Of course, for fans of such things, that's all part of the charm and why movies like BLASTFIGHTER--a movie whose battered Vestron Video VHS tape was guaranteed to be found in every video store you walked into well into the 1990s--have remained such nostalgic cult items decades later. It helps that BLASTFIGHTER is a legitimately entertaining action movie, with American Sopkiw a credible genre star considering he only made four movies over a three-year period before quitting acting (and he's dubbed here by Larry Dolgin). Fresh off Sergio Martino's 2019: AFTER THE FALL OF NEW YORK--the pinnacle of the Italian post-nukes--Sopkiw, 29 at the time of filming, is miscast in BLASTFIGHTER as the father of a character played by Forte, who was around 17 or 18 at the time (and dating CANNIBAL HOLOCAUST director Ruggero Deodato, who cast her in the next year's CUT AND RUN). Some effort is made to make Sopkiw look a little older--with his stache, he actually resembles both Franco Nero and Maurizio Merli, which makes one wonder how badass one them would've been as Tiger--but he and Forte just don't really gel as father and daughter. Still, it's easy to look past it, as he's a solid action hero who handles a lot of his own stunts along with Forte.

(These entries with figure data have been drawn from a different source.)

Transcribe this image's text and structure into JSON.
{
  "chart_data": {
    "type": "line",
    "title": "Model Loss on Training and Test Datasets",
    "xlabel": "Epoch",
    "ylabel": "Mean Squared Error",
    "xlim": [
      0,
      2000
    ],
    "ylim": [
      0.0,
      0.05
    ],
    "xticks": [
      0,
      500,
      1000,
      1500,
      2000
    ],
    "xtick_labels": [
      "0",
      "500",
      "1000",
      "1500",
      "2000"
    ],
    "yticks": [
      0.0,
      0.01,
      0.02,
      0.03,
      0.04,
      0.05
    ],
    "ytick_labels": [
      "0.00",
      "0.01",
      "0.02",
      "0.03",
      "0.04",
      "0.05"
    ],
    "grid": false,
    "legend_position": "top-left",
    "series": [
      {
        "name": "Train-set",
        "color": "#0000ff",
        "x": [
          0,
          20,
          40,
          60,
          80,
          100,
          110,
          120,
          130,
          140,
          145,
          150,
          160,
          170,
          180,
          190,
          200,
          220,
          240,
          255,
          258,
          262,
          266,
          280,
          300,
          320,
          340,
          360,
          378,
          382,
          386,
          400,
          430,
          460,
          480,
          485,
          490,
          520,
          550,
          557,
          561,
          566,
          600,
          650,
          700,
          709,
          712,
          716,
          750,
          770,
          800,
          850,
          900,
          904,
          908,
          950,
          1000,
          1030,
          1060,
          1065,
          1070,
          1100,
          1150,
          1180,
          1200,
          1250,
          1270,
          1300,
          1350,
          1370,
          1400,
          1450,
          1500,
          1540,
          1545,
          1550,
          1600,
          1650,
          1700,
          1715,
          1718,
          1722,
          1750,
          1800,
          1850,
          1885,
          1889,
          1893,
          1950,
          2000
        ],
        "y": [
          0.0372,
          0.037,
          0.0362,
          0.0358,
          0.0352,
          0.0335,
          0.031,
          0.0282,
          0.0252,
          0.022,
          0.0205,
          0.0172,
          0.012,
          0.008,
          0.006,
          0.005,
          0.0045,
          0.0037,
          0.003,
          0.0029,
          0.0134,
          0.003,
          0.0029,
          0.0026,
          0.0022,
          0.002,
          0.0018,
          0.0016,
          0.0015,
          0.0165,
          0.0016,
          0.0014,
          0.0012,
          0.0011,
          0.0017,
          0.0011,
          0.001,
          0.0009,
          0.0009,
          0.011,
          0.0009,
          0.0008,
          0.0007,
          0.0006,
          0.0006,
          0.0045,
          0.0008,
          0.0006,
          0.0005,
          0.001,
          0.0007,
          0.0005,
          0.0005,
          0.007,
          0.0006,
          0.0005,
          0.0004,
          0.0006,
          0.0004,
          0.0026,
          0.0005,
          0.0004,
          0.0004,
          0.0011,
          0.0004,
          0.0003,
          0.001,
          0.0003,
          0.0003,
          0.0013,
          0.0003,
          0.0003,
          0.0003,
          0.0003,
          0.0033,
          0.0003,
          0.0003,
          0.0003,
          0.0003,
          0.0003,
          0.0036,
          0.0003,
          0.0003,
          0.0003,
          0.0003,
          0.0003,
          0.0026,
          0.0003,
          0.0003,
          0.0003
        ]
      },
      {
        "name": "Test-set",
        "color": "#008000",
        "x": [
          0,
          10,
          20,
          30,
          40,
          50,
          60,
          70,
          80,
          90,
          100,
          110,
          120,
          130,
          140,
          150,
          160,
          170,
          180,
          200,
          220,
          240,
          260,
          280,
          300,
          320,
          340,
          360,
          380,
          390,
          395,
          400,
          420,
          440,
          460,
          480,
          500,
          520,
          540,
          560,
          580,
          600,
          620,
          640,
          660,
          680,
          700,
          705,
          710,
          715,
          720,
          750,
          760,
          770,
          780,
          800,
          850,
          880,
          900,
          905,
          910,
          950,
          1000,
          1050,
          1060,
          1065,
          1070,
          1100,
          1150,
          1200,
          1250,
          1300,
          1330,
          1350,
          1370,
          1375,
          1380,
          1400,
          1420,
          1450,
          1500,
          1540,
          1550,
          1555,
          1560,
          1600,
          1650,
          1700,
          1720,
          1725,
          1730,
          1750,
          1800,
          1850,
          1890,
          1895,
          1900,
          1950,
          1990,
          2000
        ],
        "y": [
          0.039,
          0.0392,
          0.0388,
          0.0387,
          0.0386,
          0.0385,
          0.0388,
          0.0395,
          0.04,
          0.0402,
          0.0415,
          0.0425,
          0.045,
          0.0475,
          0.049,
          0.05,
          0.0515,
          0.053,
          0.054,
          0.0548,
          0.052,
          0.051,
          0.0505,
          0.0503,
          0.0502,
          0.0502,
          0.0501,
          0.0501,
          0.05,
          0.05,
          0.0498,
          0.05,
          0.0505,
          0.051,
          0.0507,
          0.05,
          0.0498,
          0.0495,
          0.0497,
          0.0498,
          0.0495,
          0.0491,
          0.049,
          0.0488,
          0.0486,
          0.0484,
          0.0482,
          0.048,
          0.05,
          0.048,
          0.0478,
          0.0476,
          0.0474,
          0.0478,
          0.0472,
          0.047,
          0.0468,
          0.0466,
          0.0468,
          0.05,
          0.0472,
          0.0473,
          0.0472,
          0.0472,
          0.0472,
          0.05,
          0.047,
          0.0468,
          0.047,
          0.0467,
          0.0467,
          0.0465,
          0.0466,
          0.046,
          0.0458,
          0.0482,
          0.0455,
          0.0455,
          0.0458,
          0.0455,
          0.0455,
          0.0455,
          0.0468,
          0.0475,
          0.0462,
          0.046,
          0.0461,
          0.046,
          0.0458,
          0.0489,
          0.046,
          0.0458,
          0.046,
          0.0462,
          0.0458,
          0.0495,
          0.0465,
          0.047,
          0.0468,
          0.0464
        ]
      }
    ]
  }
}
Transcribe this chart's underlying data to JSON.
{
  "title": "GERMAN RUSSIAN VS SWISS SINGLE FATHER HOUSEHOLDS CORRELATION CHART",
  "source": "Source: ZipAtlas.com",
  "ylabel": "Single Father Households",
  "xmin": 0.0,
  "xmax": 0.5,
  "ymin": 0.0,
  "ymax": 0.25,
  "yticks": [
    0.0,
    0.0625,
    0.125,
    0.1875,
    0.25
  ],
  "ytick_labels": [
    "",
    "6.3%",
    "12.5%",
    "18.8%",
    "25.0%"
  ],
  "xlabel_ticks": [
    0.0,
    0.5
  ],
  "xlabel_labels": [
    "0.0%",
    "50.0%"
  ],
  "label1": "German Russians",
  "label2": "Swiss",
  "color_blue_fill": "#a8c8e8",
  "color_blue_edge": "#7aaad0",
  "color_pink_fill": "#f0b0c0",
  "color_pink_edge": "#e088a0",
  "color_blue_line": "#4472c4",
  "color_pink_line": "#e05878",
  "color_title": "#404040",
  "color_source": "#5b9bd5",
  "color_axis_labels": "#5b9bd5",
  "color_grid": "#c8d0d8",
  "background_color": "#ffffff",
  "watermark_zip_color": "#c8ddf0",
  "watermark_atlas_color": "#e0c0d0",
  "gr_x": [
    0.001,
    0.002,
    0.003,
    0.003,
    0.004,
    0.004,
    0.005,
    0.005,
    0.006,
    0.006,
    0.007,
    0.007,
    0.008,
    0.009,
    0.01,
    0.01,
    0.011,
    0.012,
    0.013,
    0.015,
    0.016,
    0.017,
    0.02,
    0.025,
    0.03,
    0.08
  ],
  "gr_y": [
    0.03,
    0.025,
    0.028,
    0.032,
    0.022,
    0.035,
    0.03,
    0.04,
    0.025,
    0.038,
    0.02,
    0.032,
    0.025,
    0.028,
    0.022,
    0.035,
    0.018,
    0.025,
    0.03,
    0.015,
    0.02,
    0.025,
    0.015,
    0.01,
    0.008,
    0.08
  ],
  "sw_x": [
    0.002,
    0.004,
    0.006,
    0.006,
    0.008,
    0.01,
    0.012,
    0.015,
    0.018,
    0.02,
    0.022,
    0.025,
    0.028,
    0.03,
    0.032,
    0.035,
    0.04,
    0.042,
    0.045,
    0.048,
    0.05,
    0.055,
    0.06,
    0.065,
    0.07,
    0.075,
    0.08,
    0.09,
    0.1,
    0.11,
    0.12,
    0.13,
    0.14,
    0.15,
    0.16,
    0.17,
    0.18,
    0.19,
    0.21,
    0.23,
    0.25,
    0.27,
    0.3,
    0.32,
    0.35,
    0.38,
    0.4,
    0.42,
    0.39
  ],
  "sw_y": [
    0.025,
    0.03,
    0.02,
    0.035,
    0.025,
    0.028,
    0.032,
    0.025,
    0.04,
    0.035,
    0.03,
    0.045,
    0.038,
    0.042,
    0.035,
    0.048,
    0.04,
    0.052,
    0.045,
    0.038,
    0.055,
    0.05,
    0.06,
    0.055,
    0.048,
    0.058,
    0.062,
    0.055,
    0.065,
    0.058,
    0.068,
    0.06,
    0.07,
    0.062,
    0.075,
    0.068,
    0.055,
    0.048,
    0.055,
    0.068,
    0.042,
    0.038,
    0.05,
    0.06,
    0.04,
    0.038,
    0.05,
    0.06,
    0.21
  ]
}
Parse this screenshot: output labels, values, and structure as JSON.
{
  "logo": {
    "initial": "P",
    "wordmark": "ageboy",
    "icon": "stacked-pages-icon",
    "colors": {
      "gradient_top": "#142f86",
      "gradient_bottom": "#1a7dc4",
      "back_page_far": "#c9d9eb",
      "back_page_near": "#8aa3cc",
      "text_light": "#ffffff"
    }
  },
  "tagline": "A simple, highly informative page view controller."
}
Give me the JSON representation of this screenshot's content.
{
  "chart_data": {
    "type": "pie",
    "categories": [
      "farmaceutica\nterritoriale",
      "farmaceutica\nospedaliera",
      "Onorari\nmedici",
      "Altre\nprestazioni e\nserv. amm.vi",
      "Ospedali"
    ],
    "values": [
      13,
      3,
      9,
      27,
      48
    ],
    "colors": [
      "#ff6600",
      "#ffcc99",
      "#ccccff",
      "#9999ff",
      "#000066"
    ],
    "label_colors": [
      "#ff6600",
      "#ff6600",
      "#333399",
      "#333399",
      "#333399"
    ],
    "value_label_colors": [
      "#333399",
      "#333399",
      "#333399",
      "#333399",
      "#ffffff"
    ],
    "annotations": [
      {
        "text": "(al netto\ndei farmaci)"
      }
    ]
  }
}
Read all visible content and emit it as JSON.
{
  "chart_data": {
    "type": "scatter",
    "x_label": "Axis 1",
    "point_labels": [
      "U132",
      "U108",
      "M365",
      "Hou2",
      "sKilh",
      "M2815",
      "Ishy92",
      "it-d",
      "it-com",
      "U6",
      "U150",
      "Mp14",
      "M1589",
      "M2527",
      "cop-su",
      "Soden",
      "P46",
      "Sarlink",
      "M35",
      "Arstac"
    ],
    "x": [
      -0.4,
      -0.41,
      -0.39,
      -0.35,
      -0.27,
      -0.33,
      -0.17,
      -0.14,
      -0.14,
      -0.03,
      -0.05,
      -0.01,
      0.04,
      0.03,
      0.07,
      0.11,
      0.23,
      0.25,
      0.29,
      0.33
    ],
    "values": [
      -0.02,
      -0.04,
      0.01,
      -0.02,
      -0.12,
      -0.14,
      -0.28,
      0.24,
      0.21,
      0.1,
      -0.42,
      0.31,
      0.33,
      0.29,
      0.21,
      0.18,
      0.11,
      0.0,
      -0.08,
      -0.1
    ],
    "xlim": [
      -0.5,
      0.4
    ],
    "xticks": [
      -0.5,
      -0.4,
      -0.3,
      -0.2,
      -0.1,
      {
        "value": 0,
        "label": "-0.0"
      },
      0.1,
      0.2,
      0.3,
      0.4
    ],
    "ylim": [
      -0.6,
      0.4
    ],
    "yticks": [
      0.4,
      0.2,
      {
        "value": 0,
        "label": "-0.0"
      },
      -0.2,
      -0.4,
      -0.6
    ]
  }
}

Released in the US in late 1985 by Almi Pictures, BLASTFIGHTER has just resurfaced in a terrific-looking limited edition Blu-ray restoration by Code Red in another defiant example of the death of physical media being significantly exaggerated. There's interviews with Bava, Sopkiw, cinematographer Gianlorenzo Battaglia (credited on the film as "Lawrence Bannon"), and Eastman, who was clearly caught on a bad day, going full Howard Beale in one of the more scorched earth special features interviews of late, declaring "I never liked Lamberto Bava," going on to call him a "half-man" and "an idiot," and emphatically stating "Let's be honest, most of the movies I did are atrocious." Sopkiw is on hand for a commentary track with Mondo Digital's Nathaniel Thompson that has some interesting observations here and there, but despite Thompson's efforts to prod for more info, Sopkiw just isn't the best interview subject. He's foggy on a lot of details--understandable after 33 years--and won't talk about his other Bava film DEVIL-FISH (aka MONSTER SHARK) because "that's another contract," and "my contract said the interview was for this and AFTER THE FALL OF NEW YORK," (which Code Red is releasing later this year) and, worst of all, he comes off as dismissive of the film, his short-lived movie career, and the very idea that his movies have a cult following.

Sopkiw with Code Red's Bill Olsen,
still trying to make "Banana Man" a thing. 
Sopkiw says doing conventions isn't worth his time and that "only a half dozen people are interested in these movies anyway." He doesn't seem to like movies much at all (he's never seen THE GODFATHER, didn't realize BLASTFIGHTER was a FIRST BLOOD knockoff because he wasn't aware of FIRST BLOOD, didn't care for MAD MAX: FURY ROAD, and doesn't like watching movies in HD), he seems to go through several mood swings over the course of the commentary, and his reluctance or inability to go into any significant detail and his repeated shout-outs to Quentin Tarantino to give him a call get old after some time (Bava also mentions Tarantino in his interview--must Tarantino be invoked on every one of these?). It's a sharp contrast to how good-natured Sopkiw was on the disastrous commentary on Media Blasters' old DVD release of AFTER THE FALL OF NEW YORK, where he seemed enthused to be there until "post-nuke historian" Dolph Chiarino infamously hijacked the track to shit-talk and settle scores with message board scenesters, bloggers, and writers (the DVD was eventually recalled and reissued without the commentary). There was probably a better commentary to be had with Thompson and some other genre historian just discussing the movie and the creative personnel, but nevertheless, BLASTFIGHTER looks great on Blu-ray (once you get past an intro with Sopkiw and Code Red's Bill Olsen in his inane "Banana Man" costume that you can't bypass) and holds up quite well as one of the more entertaining Italian ripoffs of its day.